Desta vez, são esperados 30 mil participantes, mais do que o dobro do encontro de 2002. Por enquanto, o único protesto programado é uma passeada contra a criação da Área de Livre Comércio das Américas (Alca), a ser feita no dia 27.

Os participantes estão chegando de todos os lugares e países, principalmente da América do Sul, e instalando suas barracas tipo iglu. Eles querem fazer parte da história, como seus ídolos, expostos com estardalhaço pelas “ruas” do acampamento, elas também com nomes de personagens que deixaram a marca na luta pela mudança do mundo, bem-sucedidas ou não. Lá estão, por exemplo, as “ruas” Karl Marx, Rosa de Luxemburgo, Vladimir I. Lenin, Simon Bolívar e as “plazas” Salvador Allende e Che Guevara, entre outras.

Che, o símbolo maior que hoje ilustra boa parte das camisetas dos jovens de esquerda, é o mais lembrado. Vez por outra, há uma bandeira com seu rosto, hasteada por jovens que nem eram nascidos quando o ídolo morreu. A cigana Vera se entusiasma com um autógrafo que recebeu hoje de Aleida Guevara, médica cubana filha de Che, que está participando do Fórum Social Mundial: “Um abraço para Vera, de uma mulher cubana”. O argentino Che Guevara pensava em exportar revoluções. Não conseguiu.

O venezuelano Simon Bolivar queria fazer de todo o Mundo Novo um mundo só. Também não conseguiu. Agora, é a vez de tal pregação vir dos maias. Como num Renascimento tardio, cerca de 150 participantes do Fórum, alguns de pele clara, outros morenos ou negros, dizem que chegou a vez do seu império (arrasado pelos espanhóis no século 16). Afirmam que o calendário gregoriano cristão completou seu ciclo e não serve mais.

O grupo maia prega a unificação de todas as ciências, religião e arte e afirma que cada ser humano é a sua própria luz. Eles decidem acampar num bosque, mesmo que esse bosque seja feito a partir de galhos de árvores que secaram rapidamente no calor de Porto Alegre.

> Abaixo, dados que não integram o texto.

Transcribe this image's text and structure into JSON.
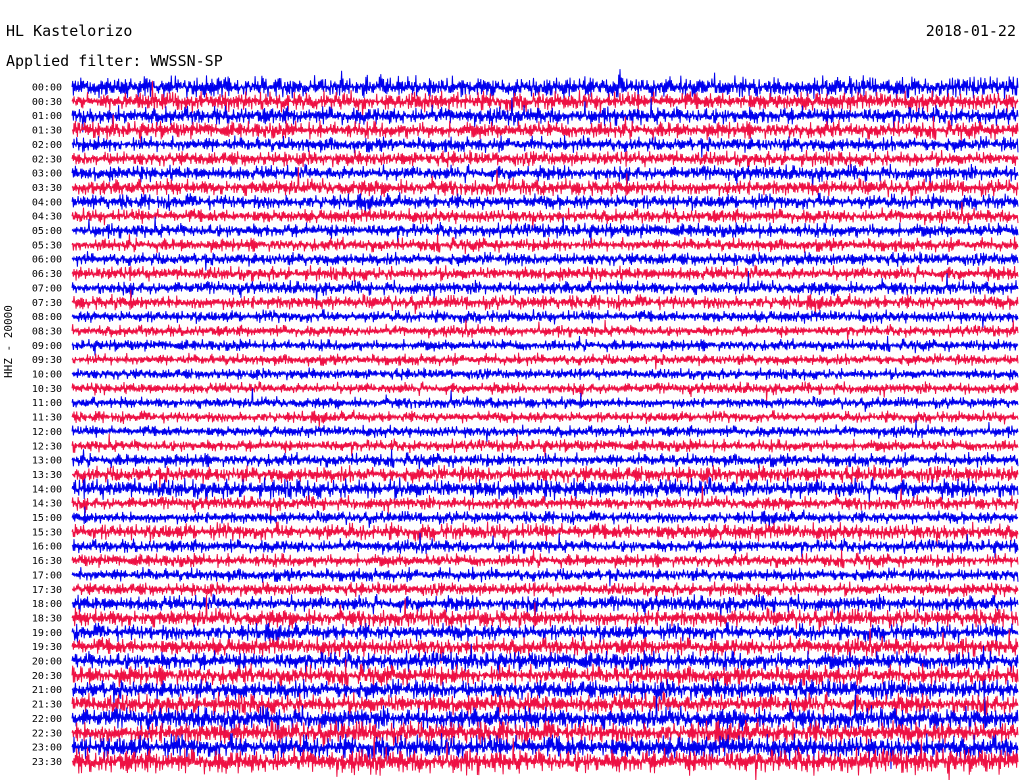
{
  "header": {
    "station": "HL Kastelorizo",
    "date": "2018-01-22",
    "filter_label": "Applied filter: WWSSN-SP"
  },
  "chart_data": {
    "type": "line",
    "title": "HL Kastelorizo",
    "subtitle": "Applied filter: WWSSN-SP",
    "date": "2018-01-22",
    "ylabel": "HHZ - 20000",
    "xlabel": "",
    "grid": false,
    "legend": "none",
    "colors": {
      "blue": "#0000ee",
      "red": "#ee1144"
    },
    "series_color_cycle": [
      "blue",
      "red"
    ],
    "rows": [
      {
        "time": "00:00",
        "color": "blue",
        "activity": 0.8
      },
      {
        "time": "00:30",
        "color": "red",
        "activity": 0.7
      },
      {
        "time": "01:00",
        "color": "blue",
        "activity": 0.65
      },
      {
        "time": "01:30",
        "color": "red",
        "activity": 0.6
      },
      {
        "time": "02:00",
        "color": "blue",
        "activity": 0.5
      },
      {
        "time": "02:30",
        "color": "red",
        "activity": 0.5
      },
      {
        "time": "03:00",
        "color": "blue",
        "activity": 0.5
      },
      {
        "time": "03:30",
        "color": "red",
        "activity": 0.55
      },
      {
        "time": "04:00",
        "color": "blue",
        "activity": 0.5
      },
      {
        "time": "04:30",
        "color": "red",
        "activity": 0.45
      },
      {
        "time": "05:00",
        "color": "blue",
        "activity": 0.45
      },
      {
        "time": "05:30",
        "color": "red",
        "activity": 0.4
      },
      {
        "time": "06:00",
        "color": "blue",
        "activity": 0.4
      },
      {
        "time": "06:30",
        "color": "red",
        "activity": 0.45
      },
      {
        "time": "07:00",
        "color": "blue",
        "activity": 0.4
      },
      {
        "time": "07:30",
        "color": "red",
        "activity": 0.45
      },
      {
        "time": "08:00",
        "color": "blue",
        "activity": 0.35
      },
      {
        "time": "08:30",
        "color": "red",
        "activity": 0.3
      },
      {
        "time": "09:00",
        "color": "blue",
        "activity": 0.3
      },
      {
        "time": "09:30",
        "color": "red",
        "activity": 0.3
      },
      {
        "time": "10:00",
        "color": "blue",
        "activity": 0.28
      },
      {
        "time": "10:30",
        "color": "red",
        "activity": 0.3
      },
      {
        "time": "11:00",
        "color": "blue",
        "activity": 0.28
      },
      {
        "time": "11:30",
        "color": "red",
        "activity": 0.3
      },
      {
        "time": "12:00",
        "color": "blue",
        "activity": 0.3
      },
      {
        "time": "12:30",
        "color": "red",
        "activity": 0.35
      },
      {
        "time": "13:00",
        "color": "blue",
        "activity": 0.4
      },
      {
        "time": "13:30",
        "color": "red",
        "activity": 0.6
      },
      {
        "time": "14:00",
        "color": "blue",
        "activity": 0.75
      },
      {
        "time": "14:30",
        "color": "red",
        "activity": 0.4
      },
      {
        "time": "15:00",
        "color": "blue",
        "activity": 0.35
      },
      {
        "time": "15:30",
        "color": "red",
        "activity": 0.6
      },
      {
        "time": "16:00",
        "color": "blue",
        "activity": 0.4
      },
      {
        "time": "16:30",
        "color": "red",
        "activity": 0.4
      },
      {
        "time": "17:00",
        "color": "blue",
        "activity": 0.4
      },
      {
        "time": "17:30",
        "color": "red",
        "activity": 0.4
      },
      {
        "time": "18:00",
        "color": "blue",
        "activity": 0.55
      },
      {
        "time": "18:30",
        "color": "red",
        "activity": 0.65
      },
      {
        "time": "19:00",
        "color": "blue",
        "activity": 0.6
      },
      {
        "time": "19:30",
        "color": "red",
        "activity": 0.65
      },
      {
        "time": "20:00",
        "color": "blue",
        "activity": 0.7
      },
      {
        "time": "20:30",
        "color": "red",
        "activity": 0.75
      },
      {
        "time": "21:00",
        "color": "blue",
        "activity": 0.75
      },
      {
        "time": "21:30",
        "color": "red",
        "activity": 0.8
      },
      {
        "time": "22:00",
        "color": "blue",
        "activity": 0.85
      },
      {
        "time": "22:30",
        "color": "red",
        "activity": 0.9
      },
      {
        "time": "23:00",
        "color": "blue",
        "activity": 0.95
      },
      {
        "time": "23:30",
        "color": "red",
        "activity": 1.0
      }
    ]
  }
}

Vizinhos dessa babel estão oito rapazes do interior do Rio Grande do Sul que acabam de lançar a idéia de voltar à Idade Média, aos cavaleiros templários, “à tribo niii”. Se dizem completamente contrários ao capitalismo e à Alca, “que poderá produzir novos imperadores”. À frente de sua barraca, exibem uma faixa com uma frase de Ghandi: “Odeio o privilégio e o monopólio. Para mim o que não pode ser dividido com as multidões é tabu”.

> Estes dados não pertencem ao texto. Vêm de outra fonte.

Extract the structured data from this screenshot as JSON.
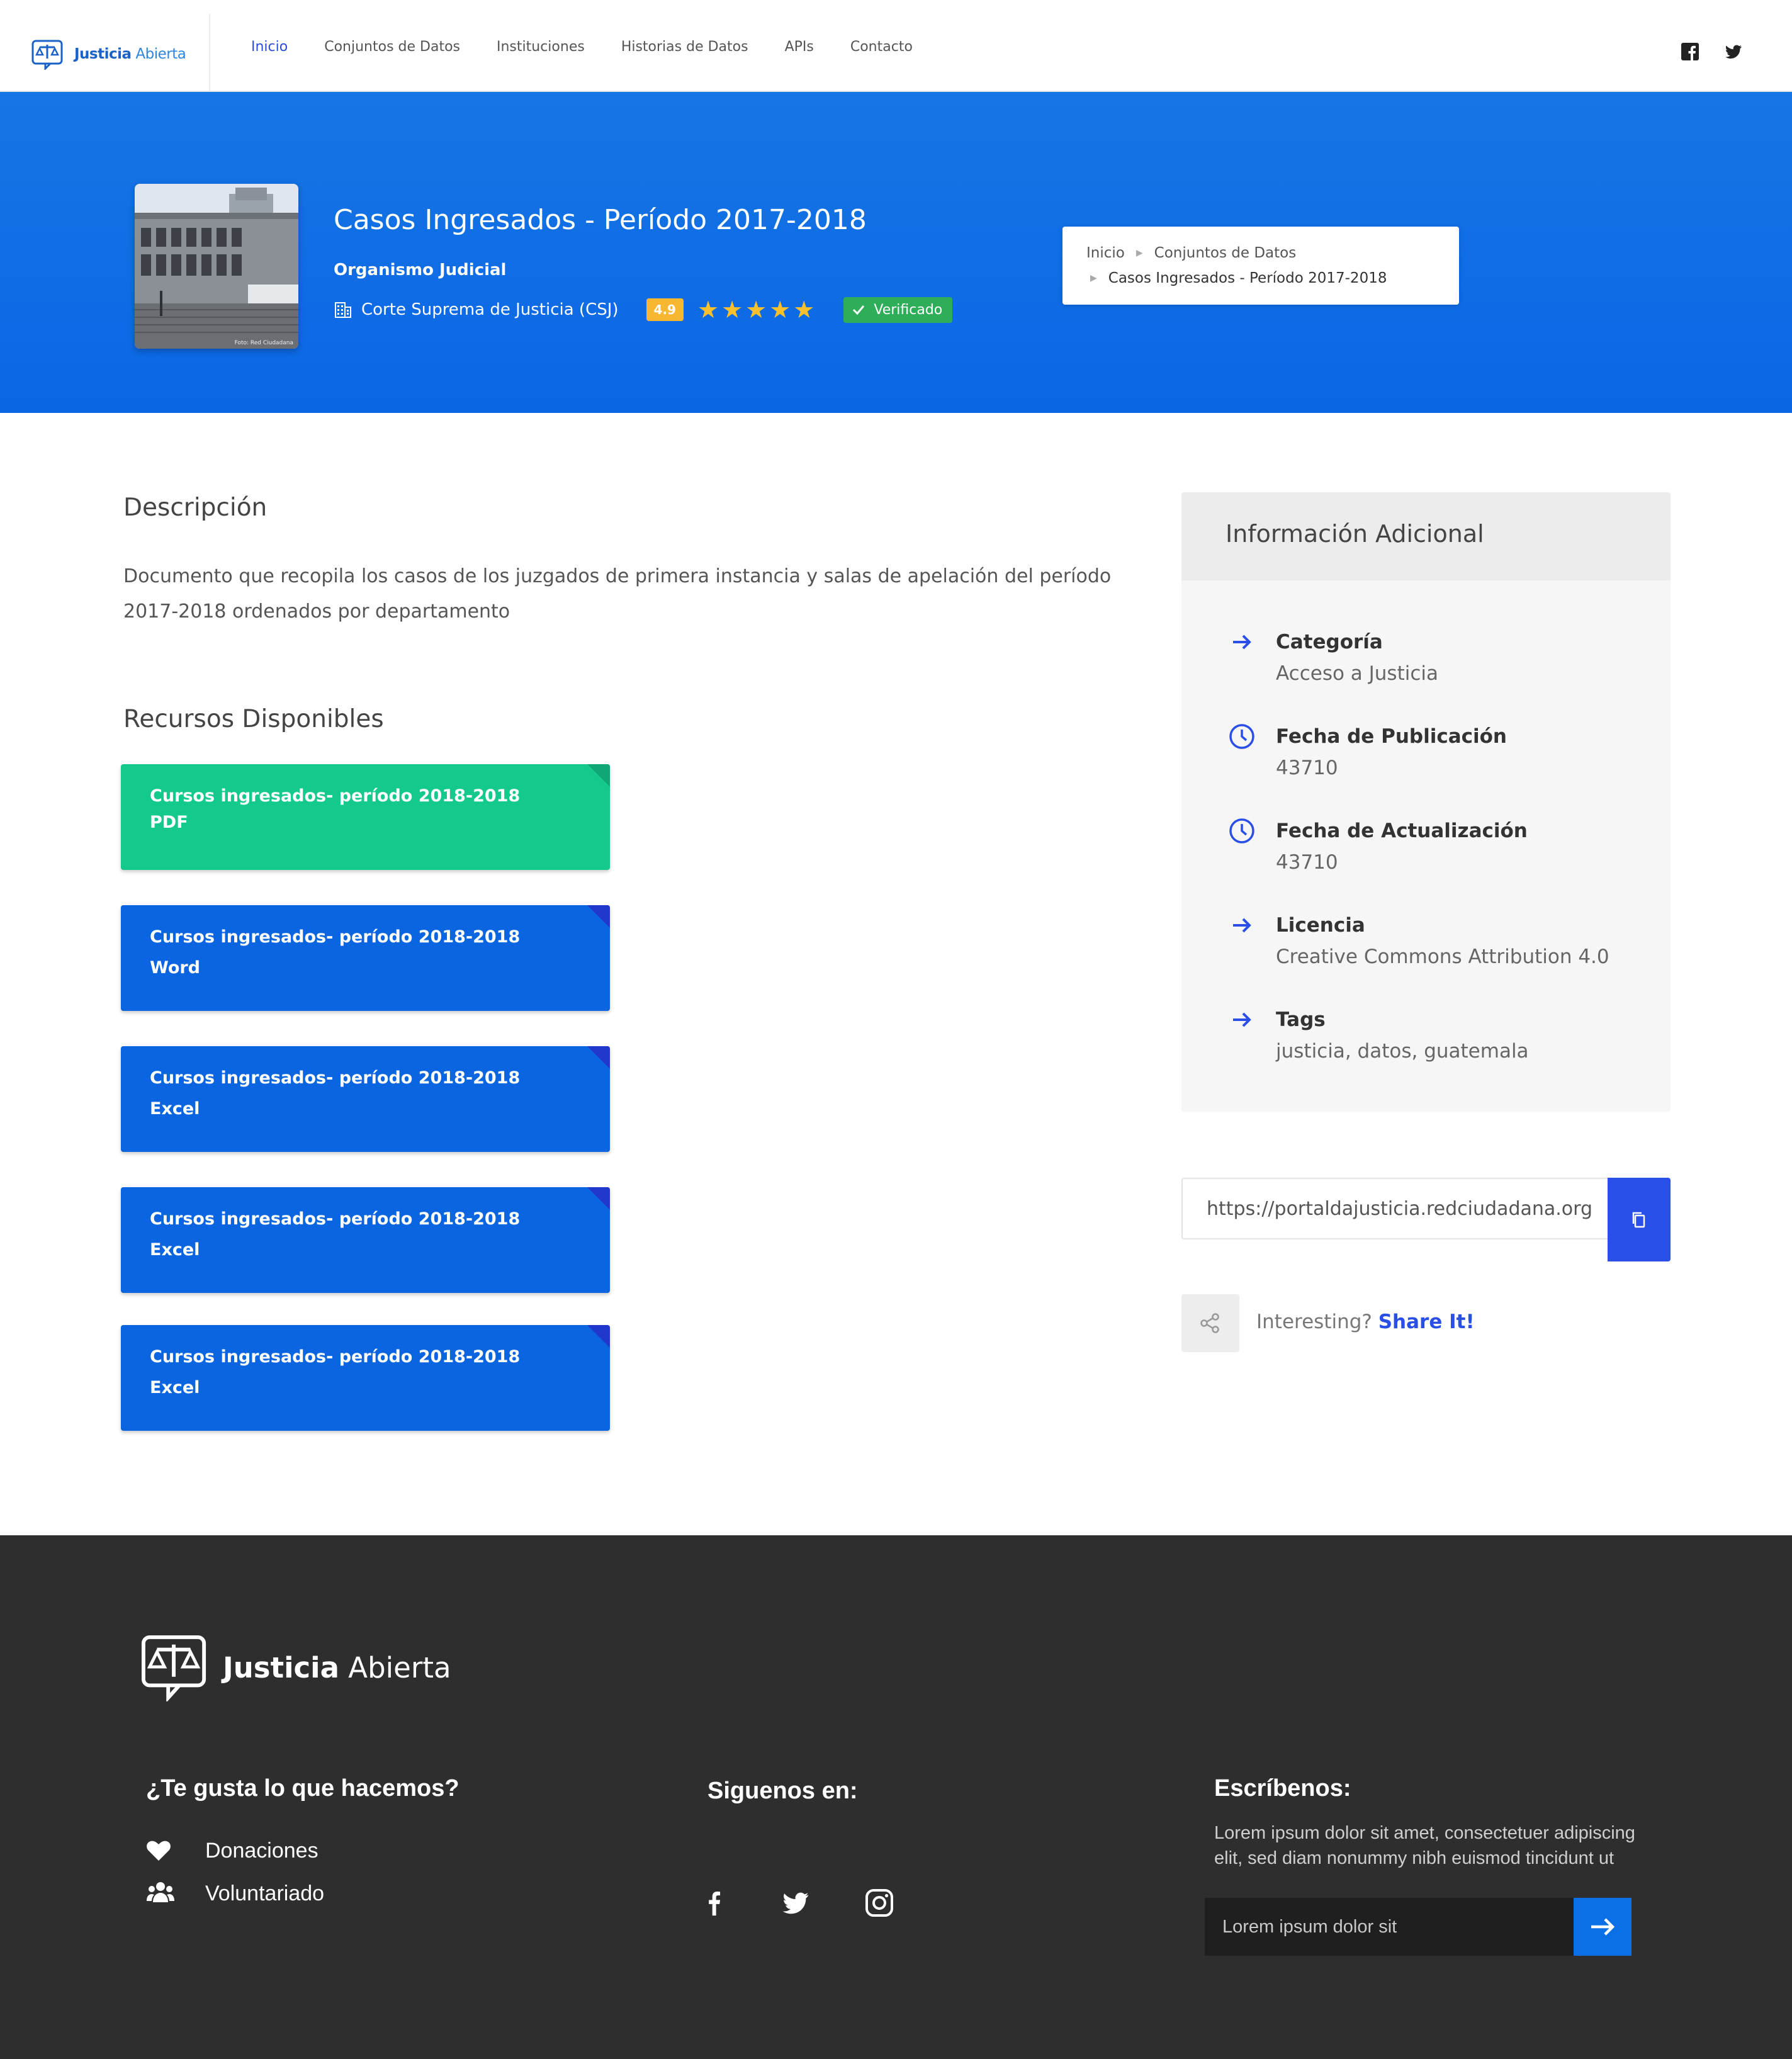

Vinícius dos Santos, de 17 anos, nascido em Porto Alegre, e Cristiano Luz, também de 17, percebem, de repente, que estão muito filosóficos. E avisam: “Também gostamos de mulher e de tomar cerveja”.

Do Acre, 78 pessoas tomaram um ônibus no domingo e chegaram hoje  por volta das 9 horas. Estão todos felizes, mesmo depois de três dias e três noites na estrada. Ergueram a bandeira do Acre bem na parte frontal do acampamento. Asseguram que o assassinato do sindicalista Chico Mendes ajudou a derrotar a extrema direita no seu Estado.

A uns 300 metros dali, a gaúcha de Sacramento Carla Fernandes, de 22 anos, dá papinha de batata para a filha Ana Marrela, de 11 meses, sua única companhia numa viagem de ônibus de 640 quilômetros. “Valeu a pena ter vindo, apesar de minha filha ter ficado doente”, conta.

Se os brasileiros andaram tanto, o mesmo ocorreu com chilenos, argentinos, peruanos. Os chilenos chegaram a instalar uma barraca em que o comitê central do Partido Comunista recebe todos os representantes das juventudes comunistas do país. Os argentinos mandaram mais de 1 mil participantes, asseguraram. “Tem gente de 20 das 23 províncias”, conta Adrian Mendieta, da Província de Jujuy, no norte da Argentina.